I have my passport, and I have some money in the bank. It isn't enough. It is never enough. Every time I get a good chunk of cash in the bank something happens that make me have to spend some of it. Whether it is car repairs or clothes that I desperately need or well whatever small emergency comes up, my account gets drained a little.

If I am supposed to be in Santiago by September I am going to need a huge influx of money fairly soon. I just don't know what to do. I have the faith that HF will help me, but I wonder when I am going to help myself...

I know with all this whining you are probably thinking: Oh just shut up you are more blessed than you think. I know I am thinking that, but I just forget sometimes... So on that note I would like to share a few GOOD THINGS that have happened during this time frame.

Writing: I know I forget the good ideas that I have, but at least my imagination is still working and it gives me hope that maybe I will remember them when the time is right.

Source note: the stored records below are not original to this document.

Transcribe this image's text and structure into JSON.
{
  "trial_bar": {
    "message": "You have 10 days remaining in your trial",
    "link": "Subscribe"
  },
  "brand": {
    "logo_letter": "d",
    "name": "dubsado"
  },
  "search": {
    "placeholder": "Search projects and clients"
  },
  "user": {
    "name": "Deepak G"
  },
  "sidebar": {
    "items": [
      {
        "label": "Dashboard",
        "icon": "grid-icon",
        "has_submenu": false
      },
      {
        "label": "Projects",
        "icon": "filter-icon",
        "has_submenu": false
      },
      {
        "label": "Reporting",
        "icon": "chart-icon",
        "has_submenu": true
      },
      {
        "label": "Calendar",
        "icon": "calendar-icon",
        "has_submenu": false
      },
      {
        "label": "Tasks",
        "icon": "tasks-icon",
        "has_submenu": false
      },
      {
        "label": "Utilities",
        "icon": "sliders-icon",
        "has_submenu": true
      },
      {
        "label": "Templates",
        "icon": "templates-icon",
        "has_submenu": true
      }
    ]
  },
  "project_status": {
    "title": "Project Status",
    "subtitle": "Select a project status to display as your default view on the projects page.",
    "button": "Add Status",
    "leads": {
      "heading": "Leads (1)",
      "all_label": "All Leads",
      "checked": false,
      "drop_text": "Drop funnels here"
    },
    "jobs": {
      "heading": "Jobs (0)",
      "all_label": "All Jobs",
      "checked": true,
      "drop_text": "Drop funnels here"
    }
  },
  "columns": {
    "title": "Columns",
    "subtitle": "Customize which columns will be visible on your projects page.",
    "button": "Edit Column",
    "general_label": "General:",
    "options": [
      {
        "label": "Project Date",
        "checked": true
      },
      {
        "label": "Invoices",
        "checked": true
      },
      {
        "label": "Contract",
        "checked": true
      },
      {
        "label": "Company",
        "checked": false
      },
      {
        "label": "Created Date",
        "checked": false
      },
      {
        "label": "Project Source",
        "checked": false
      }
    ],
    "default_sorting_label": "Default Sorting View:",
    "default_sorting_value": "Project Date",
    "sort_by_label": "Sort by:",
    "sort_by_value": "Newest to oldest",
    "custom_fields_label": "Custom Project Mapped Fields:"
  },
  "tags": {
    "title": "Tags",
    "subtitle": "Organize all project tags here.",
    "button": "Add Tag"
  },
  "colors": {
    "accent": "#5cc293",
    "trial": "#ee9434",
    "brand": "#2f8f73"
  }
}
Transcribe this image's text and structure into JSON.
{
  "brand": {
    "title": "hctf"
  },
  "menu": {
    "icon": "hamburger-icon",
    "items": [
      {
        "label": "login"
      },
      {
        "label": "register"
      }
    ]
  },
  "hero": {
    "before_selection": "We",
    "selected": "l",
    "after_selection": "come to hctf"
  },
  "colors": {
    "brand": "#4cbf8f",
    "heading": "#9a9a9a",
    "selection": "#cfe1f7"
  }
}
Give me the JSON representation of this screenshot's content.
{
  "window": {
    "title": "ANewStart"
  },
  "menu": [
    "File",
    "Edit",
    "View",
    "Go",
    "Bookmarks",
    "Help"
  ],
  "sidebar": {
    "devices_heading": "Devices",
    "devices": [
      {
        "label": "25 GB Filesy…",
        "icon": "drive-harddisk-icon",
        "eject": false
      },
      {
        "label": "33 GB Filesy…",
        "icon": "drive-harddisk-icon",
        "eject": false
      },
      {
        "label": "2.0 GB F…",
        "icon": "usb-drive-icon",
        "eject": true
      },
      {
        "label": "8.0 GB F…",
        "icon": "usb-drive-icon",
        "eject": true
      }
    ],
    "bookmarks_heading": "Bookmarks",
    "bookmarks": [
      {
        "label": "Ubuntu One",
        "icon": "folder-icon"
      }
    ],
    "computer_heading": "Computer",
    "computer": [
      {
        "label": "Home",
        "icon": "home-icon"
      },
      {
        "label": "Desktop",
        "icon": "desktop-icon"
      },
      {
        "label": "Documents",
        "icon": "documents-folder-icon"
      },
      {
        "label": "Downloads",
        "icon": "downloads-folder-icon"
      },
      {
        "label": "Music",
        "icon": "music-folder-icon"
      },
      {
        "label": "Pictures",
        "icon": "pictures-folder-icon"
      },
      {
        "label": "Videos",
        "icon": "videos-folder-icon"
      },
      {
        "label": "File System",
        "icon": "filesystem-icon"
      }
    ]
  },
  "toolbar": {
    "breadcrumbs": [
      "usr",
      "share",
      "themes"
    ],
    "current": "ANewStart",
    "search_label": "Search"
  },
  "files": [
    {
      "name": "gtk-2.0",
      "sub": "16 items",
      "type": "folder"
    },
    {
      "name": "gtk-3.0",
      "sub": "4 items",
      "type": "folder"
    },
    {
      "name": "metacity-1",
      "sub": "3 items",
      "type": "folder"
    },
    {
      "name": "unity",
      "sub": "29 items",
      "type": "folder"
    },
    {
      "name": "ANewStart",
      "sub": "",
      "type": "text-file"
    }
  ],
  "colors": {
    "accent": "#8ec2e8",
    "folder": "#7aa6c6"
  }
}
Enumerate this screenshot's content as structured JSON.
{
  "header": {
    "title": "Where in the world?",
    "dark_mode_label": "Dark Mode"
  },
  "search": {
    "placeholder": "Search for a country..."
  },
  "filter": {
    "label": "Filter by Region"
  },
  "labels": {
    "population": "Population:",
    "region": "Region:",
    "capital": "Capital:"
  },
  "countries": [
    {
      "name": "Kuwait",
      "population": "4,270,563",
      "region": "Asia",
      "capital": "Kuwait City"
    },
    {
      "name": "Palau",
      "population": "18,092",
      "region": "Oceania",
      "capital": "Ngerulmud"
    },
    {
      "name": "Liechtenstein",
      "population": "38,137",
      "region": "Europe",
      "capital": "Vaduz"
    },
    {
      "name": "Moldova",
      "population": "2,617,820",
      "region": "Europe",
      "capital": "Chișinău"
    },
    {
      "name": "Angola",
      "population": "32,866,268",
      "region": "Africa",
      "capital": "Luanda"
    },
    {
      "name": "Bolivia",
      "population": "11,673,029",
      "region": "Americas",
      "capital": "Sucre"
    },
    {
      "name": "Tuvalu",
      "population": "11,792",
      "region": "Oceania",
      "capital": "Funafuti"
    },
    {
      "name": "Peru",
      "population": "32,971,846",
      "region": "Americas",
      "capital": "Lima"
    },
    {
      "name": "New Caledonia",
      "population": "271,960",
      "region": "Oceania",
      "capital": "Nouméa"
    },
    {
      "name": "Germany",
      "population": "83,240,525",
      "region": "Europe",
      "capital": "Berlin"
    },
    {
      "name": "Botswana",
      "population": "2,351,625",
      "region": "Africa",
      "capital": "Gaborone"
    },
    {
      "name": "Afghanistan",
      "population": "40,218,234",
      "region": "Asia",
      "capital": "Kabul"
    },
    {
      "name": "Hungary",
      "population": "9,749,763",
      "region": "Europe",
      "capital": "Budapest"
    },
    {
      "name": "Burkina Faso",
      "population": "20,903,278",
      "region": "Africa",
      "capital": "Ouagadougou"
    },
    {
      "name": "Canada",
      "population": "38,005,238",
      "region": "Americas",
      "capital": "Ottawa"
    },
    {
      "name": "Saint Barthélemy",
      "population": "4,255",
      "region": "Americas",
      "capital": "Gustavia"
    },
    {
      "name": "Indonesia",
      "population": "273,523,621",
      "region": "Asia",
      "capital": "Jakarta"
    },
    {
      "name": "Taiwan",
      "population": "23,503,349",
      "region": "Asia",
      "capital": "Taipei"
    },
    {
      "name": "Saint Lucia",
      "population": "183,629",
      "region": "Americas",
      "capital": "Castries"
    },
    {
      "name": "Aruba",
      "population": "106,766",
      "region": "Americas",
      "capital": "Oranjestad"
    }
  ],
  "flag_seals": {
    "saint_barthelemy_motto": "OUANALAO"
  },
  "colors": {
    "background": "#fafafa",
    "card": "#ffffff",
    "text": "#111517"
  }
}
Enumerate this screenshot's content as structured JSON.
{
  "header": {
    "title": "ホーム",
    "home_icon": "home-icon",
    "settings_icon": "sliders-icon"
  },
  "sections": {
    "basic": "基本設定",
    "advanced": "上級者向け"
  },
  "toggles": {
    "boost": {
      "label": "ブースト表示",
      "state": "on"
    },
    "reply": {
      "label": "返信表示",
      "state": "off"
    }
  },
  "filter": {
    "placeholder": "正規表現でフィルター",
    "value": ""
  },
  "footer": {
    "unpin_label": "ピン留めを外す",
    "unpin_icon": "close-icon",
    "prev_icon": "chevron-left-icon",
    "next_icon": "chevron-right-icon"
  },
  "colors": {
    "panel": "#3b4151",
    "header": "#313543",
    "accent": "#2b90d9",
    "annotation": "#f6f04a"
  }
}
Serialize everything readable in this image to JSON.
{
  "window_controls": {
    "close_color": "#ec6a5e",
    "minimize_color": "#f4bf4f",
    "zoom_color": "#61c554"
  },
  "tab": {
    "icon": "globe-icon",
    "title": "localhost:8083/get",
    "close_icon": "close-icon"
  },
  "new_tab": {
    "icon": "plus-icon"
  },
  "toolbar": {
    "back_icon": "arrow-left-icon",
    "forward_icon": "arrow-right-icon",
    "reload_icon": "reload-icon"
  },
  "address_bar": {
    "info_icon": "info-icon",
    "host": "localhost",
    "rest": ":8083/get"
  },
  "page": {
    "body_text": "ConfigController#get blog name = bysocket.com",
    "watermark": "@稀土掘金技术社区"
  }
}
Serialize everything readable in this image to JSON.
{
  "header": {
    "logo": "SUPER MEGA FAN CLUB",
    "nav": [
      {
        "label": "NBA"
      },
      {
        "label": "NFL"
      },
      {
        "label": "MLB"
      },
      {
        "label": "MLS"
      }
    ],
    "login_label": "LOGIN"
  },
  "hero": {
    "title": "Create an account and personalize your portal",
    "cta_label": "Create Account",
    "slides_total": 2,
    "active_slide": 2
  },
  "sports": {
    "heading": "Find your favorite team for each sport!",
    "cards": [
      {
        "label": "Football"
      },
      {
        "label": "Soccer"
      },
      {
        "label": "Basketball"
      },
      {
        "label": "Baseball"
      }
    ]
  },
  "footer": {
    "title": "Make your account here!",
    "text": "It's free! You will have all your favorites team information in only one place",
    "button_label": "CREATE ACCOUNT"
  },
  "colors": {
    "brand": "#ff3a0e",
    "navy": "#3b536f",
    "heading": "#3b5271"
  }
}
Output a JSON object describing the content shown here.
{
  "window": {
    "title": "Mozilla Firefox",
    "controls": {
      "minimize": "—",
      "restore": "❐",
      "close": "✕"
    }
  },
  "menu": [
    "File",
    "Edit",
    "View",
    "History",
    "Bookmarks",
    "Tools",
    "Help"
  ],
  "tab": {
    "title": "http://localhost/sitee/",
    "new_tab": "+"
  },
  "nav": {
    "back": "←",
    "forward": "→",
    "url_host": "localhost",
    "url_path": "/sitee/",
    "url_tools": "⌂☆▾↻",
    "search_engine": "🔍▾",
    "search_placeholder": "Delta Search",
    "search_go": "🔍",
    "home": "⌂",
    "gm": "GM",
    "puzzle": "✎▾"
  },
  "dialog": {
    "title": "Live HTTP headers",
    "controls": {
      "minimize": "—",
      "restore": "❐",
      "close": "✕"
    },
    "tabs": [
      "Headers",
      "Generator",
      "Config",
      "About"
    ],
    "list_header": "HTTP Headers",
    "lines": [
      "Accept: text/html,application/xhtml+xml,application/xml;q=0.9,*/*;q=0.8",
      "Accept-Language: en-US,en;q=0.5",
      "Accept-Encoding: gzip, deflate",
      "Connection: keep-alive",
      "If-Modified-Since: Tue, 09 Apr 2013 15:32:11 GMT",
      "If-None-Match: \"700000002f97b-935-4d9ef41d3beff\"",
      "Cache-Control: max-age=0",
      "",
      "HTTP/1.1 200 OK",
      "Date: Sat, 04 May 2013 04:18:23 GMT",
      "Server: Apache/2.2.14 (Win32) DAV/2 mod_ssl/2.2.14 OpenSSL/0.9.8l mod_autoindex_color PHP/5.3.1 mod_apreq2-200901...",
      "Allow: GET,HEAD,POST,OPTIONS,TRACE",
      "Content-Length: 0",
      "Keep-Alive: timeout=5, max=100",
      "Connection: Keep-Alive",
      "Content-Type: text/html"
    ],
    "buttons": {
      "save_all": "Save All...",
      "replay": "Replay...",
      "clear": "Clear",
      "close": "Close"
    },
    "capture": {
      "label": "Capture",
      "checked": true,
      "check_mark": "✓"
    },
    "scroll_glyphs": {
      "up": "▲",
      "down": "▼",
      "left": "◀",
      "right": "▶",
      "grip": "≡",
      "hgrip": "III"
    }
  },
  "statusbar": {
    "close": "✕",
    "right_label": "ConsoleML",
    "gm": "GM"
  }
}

Apartment: Because I didn't live in the apartment for one whole month I was told I didn't have to pay that month's rent. AND with that money I was able to pay off my car loan last year, which was my New Year's resolution. I was so happy to reach that goal that I cried tears of joy.

Money: Along with the paying off of the car, I have been able to put more money in the bank at one time than I ever have in my entire life time. It really isn't all that much but to me it seems like a huge amount, and I am very proud of it.

Yes I did spend a good chunk of my money on new clothes but honestly my wardrobe was seriously lacking. I had been wearing the same things for years and years. With these clothes I was able to move away from the drabness and add a little color and femininity. And with those things I have been able to change my attitude towards myself even more than before. No more hiding in the background for me.

Life in General: I didn't mention it before but my migraines had been getting worse due to a change in the dosage of my medicine. However with my doctor's help we changed the meds completely and not only am I getting fewer migraines but the ones I have gotten have been less severe. I totally count that as a blessing.
Also with my doctor's insistence I have changed my diet. Instead of eating out every meal, I am now cooking for myself. I am not loosing weight, but that wasn't the point, the point was to start taking care of myself. Occasionally I will still eat out but my choices are different than they used to be. So in my opinion: major blessing.